Henri Pouillot, témoin de la Guerre d’Algérie et militant antiraciste et anticolonialiste, a adressé une lettre au Président français, Emmanuel Macron, afin de compléter le rapport de l’historien Benjamin Stora sur « les questions mémorielles portant sur la colonisation et la guerre d’Algérie ».
Dans une lettre rédigée à l’attention du Président français Emmanuel Macron, Henri Pouillot, ancien combattant et militant antiraciste et anticolonialisme est revenu sur le rapport de l’historien Benjamin Stora sur « les questions mémorielles portant sur la colonisation et la guerre d’Algérie », afin de le compléter étant donné qu’il a été témoin de la Guerre d’Algérie quand il a été affecté à la cauchemardesque villa Susini à Alger entre juin 1961 et mars 1962.
Henri Pouillot a souligné, au début de sa lettre, que sa mémoire diffère de celle de l’historien Stora, notant que les deux ne peuvent se concilier, mais juste se juxtaposer. « Stora est né en Algérie, y a vécu comme enfant, jeune adolescent, avant d’arriver en France. Moi, un peu plus âgé, j’ai appris à l’école primaire, puis au lycée, que l’Algérie, c’était 3 départements français à part entière. On m’avait aussi inculqué que la colonisation avait apporté le bien être à des populations misérables, et qu’elle avait permis l’éducation, la santé, la prospérité… », a-t-il expliqué dans sa lettre.
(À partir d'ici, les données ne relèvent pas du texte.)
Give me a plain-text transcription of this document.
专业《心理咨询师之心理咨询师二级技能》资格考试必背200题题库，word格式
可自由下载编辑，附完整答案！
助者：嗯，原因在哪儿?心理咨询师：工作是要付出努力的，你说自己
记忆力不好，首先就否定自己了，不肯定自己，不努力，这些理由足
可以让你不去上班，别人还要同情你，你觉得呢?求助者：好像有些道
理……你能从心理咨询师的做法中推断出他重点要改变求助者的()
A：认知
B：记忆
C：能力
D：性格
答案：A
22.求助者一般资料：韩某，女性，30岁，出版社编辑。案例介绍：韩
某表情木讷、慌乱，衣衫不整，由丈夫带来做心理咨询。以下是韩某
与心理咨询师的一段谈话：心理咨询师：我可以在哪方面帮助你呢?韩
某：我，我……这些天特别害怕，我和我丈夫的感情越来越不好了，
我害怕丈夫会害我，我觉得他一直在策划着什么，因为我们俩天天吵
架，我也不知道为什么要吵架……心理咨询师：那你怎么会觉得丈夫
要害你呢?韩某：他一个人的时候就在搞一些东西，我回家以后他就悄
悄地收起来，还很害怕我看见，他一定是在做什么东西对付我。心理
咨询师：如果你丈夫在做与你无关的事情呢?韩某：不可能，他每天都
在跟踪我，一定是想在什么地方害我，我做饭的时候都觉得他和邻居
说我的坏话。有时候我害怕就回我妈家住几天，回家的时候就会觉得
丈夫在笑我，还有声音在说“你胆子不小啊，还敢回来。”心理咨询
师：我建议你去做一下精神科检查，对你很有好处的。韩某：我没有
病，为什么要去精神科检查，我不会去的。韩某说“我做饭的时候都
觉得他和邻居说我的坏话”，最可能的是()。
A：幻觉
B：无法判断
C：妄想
En effet, l’ancien militaire a indiqué qu’il n’avait connu l’Algérie qu’en 1961, quand il avait été affecté à la villa Susini, comme militaire, appelé du contingent, rajoutant que c’est à ce moment qu’il avait découvert « la réalité du colonialisme ». « (…) ce hiatus entre les populations pieds-noirs et les autochtones, ces arabo-musulmans qu’on appelait alors généralement bougnoules, ratons, crouilles, bicots… », s’est-il rappelé.
En s’adressant au Président Macron, le militant est revenu sur les neuf mois qu’il a passé à la villa des terreurs notant que c’était le « seul centre de torture qui fonctionna comme tel, pendant toute la Guerre de Libération de l’Algérie (les autres centres d’Alger, nombreux, n’ont fonctionné que quelques mois ou quelques années) ». Pouillot n’a pas manqué de rappeler que c’est dans cette villa que « Jean-Marie Le PEN s’est « brillamment » illustré dans cette pratique, et qu’il revendiquait être fier d’avoir été décoré pour des « exploits » algériens ».
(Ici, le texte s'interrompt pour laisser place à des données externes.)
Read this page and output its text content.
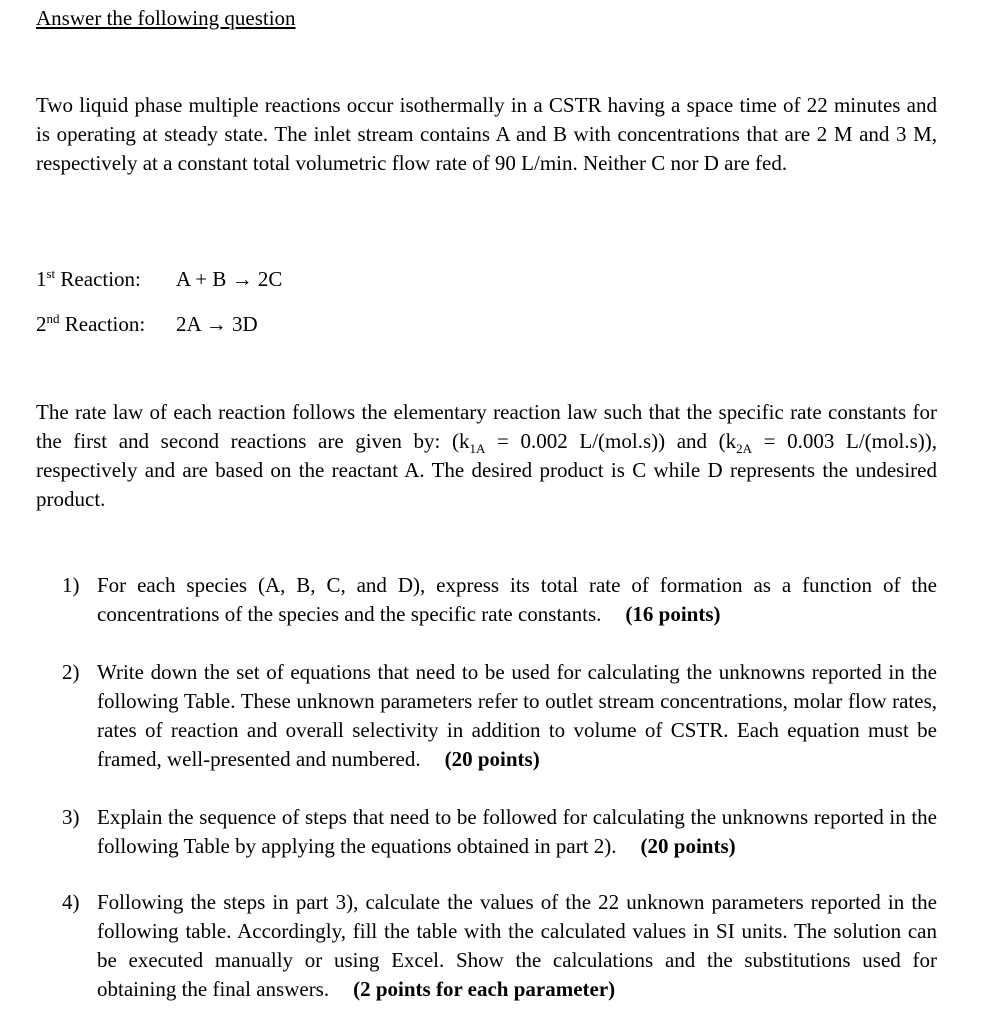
Answer the following question
Two liquid phase multiple reactions occur isothermally in a CSTR having a space time of 22 minutes and is operating at steady state. The inlet stream contains A and B with concentrations that are 2 M and 3 M, respectively at a constant total volumetric flow rate of 90 L/min. Neither C nor D are fed.
1st Reaction: A + B → 2C
2nd Reaction: 2A → 3D
The rate law of each reaction follows the elementary reaction law such that the specific rate constants for the first and second reactions are given by: ($k_{1A} = 0.002$ L/(mol.s)) and ($k_{2A} = 0.003$ L/(mol.s)), respectively and are based on the reactant A. The desired product is C while D represents the undesired product.
1) For each species (A, B, C, and D), express its total rate of formation as a function of the concentrations of the species and the specific rate constants. (16 points)
2) Write down the set of equations that need to be used for calculating the unknowns reported in the following Table. These unknown parameters refer to outlet stream concentrations, molar flow rates, rates of reaction and overall selectivity in addition to volume of CSTR. Each equation must be framed, well-presented and numbered. (20 points)
3) Explain the sequence of steps that need to be followed for calculating the unknowns reported in the following Table by applying the equations obtained in part 2). (20 points)
4) Following the steps in part 3), calculate the values of the 22 unknown parameters reported in the following table. Accordingly, fill the table with the calculated values in SI units. The solution can be executed manually or using Excel. Show the calculations and the substitutions used for obtaining the final answers. (2 points for each parameter)
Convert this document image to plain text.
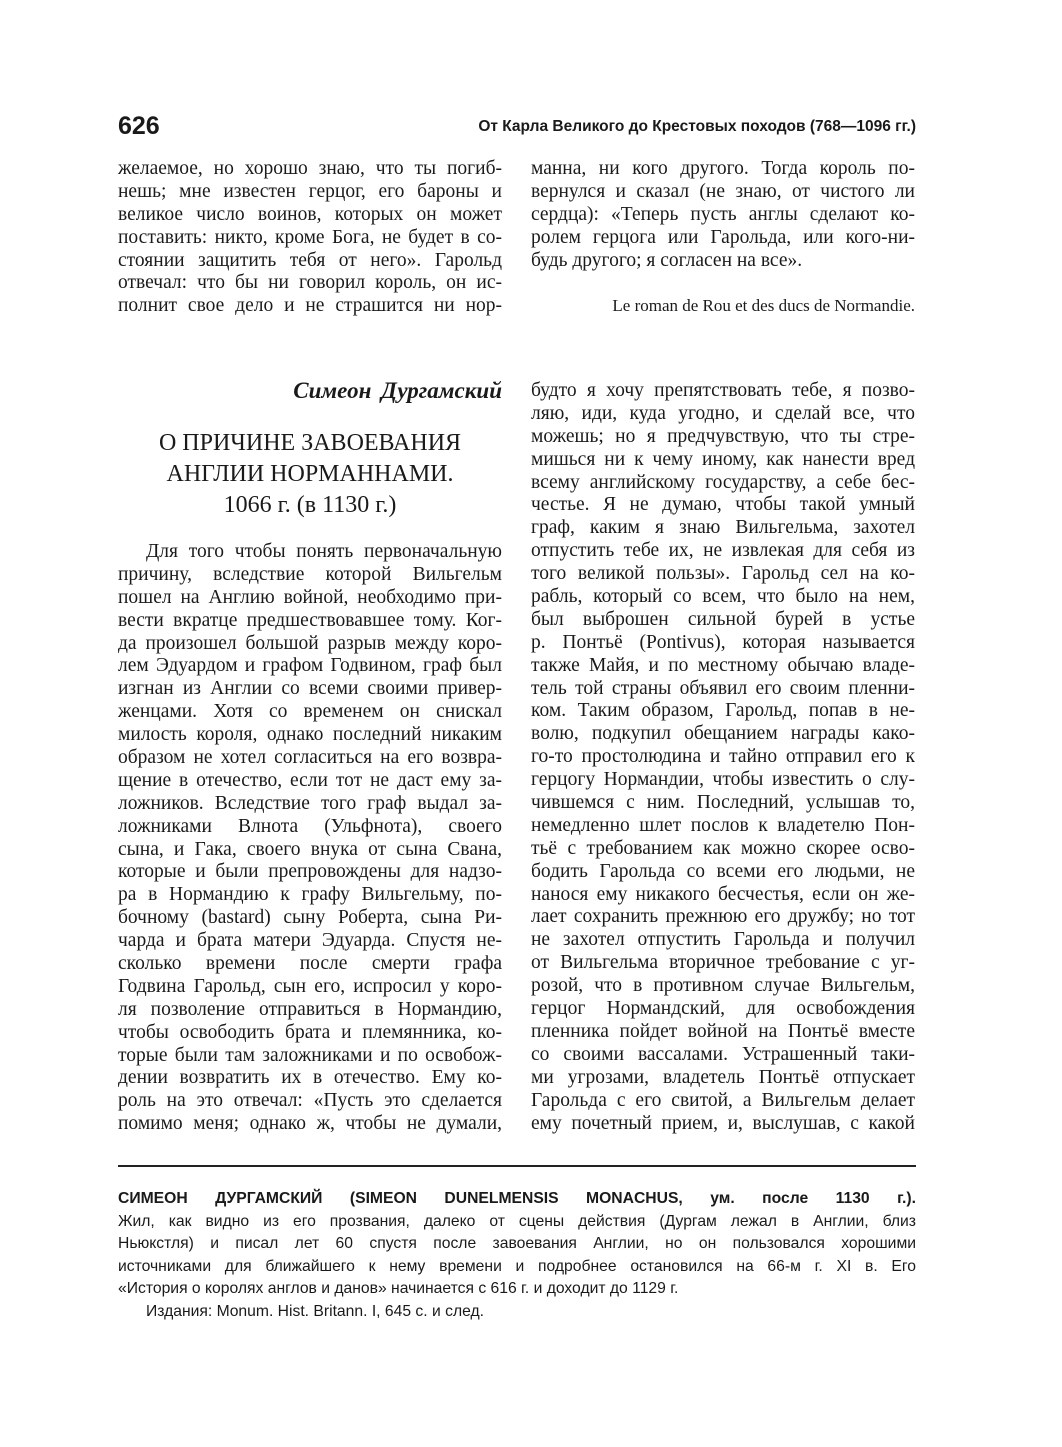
626	От Карла Великого до Крестовых походов (768—1096 гг.)
желаемое, но хорошо знаю, что ты погиб-
нешь; мне известен герцог, его бароны и
великое число воинов, которых он может
поставить: никто, кроме Бога, не будет в со-
стоянии защитить тебя от него». Гарольд
отвечал: что бы ни говорил король, он ис-
полнит свое дело и не страшится ни нор-
манна, ни кого другого. Тогда король по-
вернулся и сказал (не знаю, от чистого ли
сердца): «Теперь пусть англы сделают ко-
ролем герцога или Гарольда, или кого-ни-
будь другого; я согласен на все».
Le roman de Rou et des ducs de Normandie.
Симеон Дургамский
О ПРИЧИНЕ ЗАВОЕВАНИЯ
АНГЛИИ НОРМАННАМИ.
1066 г. (в 1130 г.)
Для того чтобы понять первоначальную
причину, вследствие которой Вильгельм
пошел на Англию войной, необходимо при-
вести вкратце предшествовавшее тому. Ког-
да произошел большой разрыв между коро-
лем Эдуардом и графом Годвином, граф был
изгнан из Англии со всеми своими привер-
женцами. Хотя со временем он снискал
милость короля, однако последний никаким
образом не хотел согласиться на его возвра-
щение в отечество, если тот не даст ему за-
ложников. Вследствие того граф выдал за-
ложниками Влнота (Ульфнота), своего
сына, и Гака, своего внука от сына Свана,
которые и были препровождены для надзо-
ра в Нормандию к графу Вильгельму, по-
бочному (bastard) сыну Роберта, сына Ри-
чарда и брата матери Эдуарда. Спустя не-
сколько времени после смерти графа
Годвина Гарольд, сын его, испросил у коро-
ля позволение отправиться в Нормандию,
чтобы освободить брата и племянника, ко-
торые были там заложниками и по освобож-
дении возвратить их в отечество. Ему ко-
роль на это отвечал: «Пусть это сделается
помимо меня; однако ж, чтобы не думали,
будто я хочу препятствовать тебе, я позво-
ляю, иди, куда угодно, и сделай все, что
можешь; но я предчувствую, что ты стре-
мишься ни к чему иному, как нанести вред
всему английскому государству, а себе бес-
честье. Я не думаю, чтобы такой умный
граф, каким я знаю Вильгельма, захотел
отпустить тебе их, не извлекая для себя из
того великой пользы». Гарольд сел на ко-
рабль, который со всем, что было на нем,
был выброшен сильной бурей в устье
р. Понтьё (Pontivus), которая называется
также Майя, и по местному обычаю владе-
тель той страны объявил его своим пленни-
ком. Таким образом, Гарольд, попав в не-
волю, подкупил обещанием награды како-
го-то простолюдина и тайно отправил его к
герцогу Нормандии, чтобы известить о слу-
чившемся с ним. Последний, услышав то,
немедленно шлет послов к владетелю Пон-
тьё с требованием как можно скорее осво-
бодить Гарольда со всеми его людьми, не
нанося ему никакого бесчестья, если он же-
лает сохранить прежнюю его дружбу; но тот
не захотел отпустить Гарольда и получил
от Вильгельма вторичное требование с уг-
розой, что в противном случае Вильгельм,
герцог Нормандский, для освобождения
пленника пойдет войной на Понтьё вместе
со своими вассалами. Устрашенный таки-
ми угрозами, владетель Понтьё отпускает
Гарольда с его свитой, а Вильгельм делает
ему почетный прием, и, выслушав, с какой
СИМЕОН ДУРГАМСКИЙ (SIMEON DUNELMENSIS MONACHUS, ум. после 1130 г.).
Жил, как видно из его прозвания, далеко от сцены действия (Дургам лежал в Англии, близ
Ньюкстля) и писал лет 60 спустя после завоевания Англии, но он пользовался хорошими
источниками для ближайшего к нему времени и подробнее остановился на 66-м г. XI в. Его
«История о королях англов и данов» начинается с 616 г. и доходит до 1129 г.
Издания: Monum. Hist. Britann. I, 645 с. и след.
Poursuivant son récit, l’ancien militaire a indiqué que sa mission dans ce centre de torture « était de gérer le fichier des personnes arrêtées, de rédiger des rapports sur les « interrogatoires », et de jouer le chauffeur de l’officier responsable du centre », en révélant par la suite que « ce fichier d’archives ne pourra jamais être consulté parce qu’il avait été détruit, brûlé dans le jardin de la Villa dès le 20 mars 1962 ».
Ce rapport minimise l’ampleur des crimes commis depuis le début de la colonisation
Pour Henri Pouillot, le rapport Stora minimise l’ampleur des crimes commis depuis le début de la conquête, notamment « les enfumades, les répressions, les exécutions sommaires qui se sont poursuivies, féroces, à chaque contestation des effets de la barbarie du colonialisme ».
Le militant a également noté que c’est « pendant la Guerre de Libération de l’Algérie, que les manques sont criants » dans le rapport de l’historien. En effet, Henri Pouillot a fait remarquer que « certains crimes sont évoqués comme de simples exactions », entre autres, « les viols, les crevettes Bigeard, les exécutions sommaires, l’utilisation du gaz Vx et Sarin, les villages rasés au Napalm, les camps d’internement ».
Il ne manque pas de rajouter que Benjamin Stora n’a pas évoqué « le crime de Charonne, les saisies, censures de journaux, revues, les répressions des manifestations ». Mais aussi le rôle de l’OAS qui a été, selon lui, « sous-estimé ». Concernant les préconisations émises par Stora, Henri Pouillot a estimé qu’elles « semblent insuffisantes »
Enfin, Henri Pouillot a conclu sa lettre, avec laquelle il a joint son livre « La Villa Susini », à travers lequel il témoigne de cette période, en interrogeant le Président Macron : « vous qui avez reconnu chez votre prédécesseur son rôle important pour que la « France assume son rôle historique de conscience universelle » ne croyez-vous pas urgent de traduire dans les faits vos engagements de candidat ? ».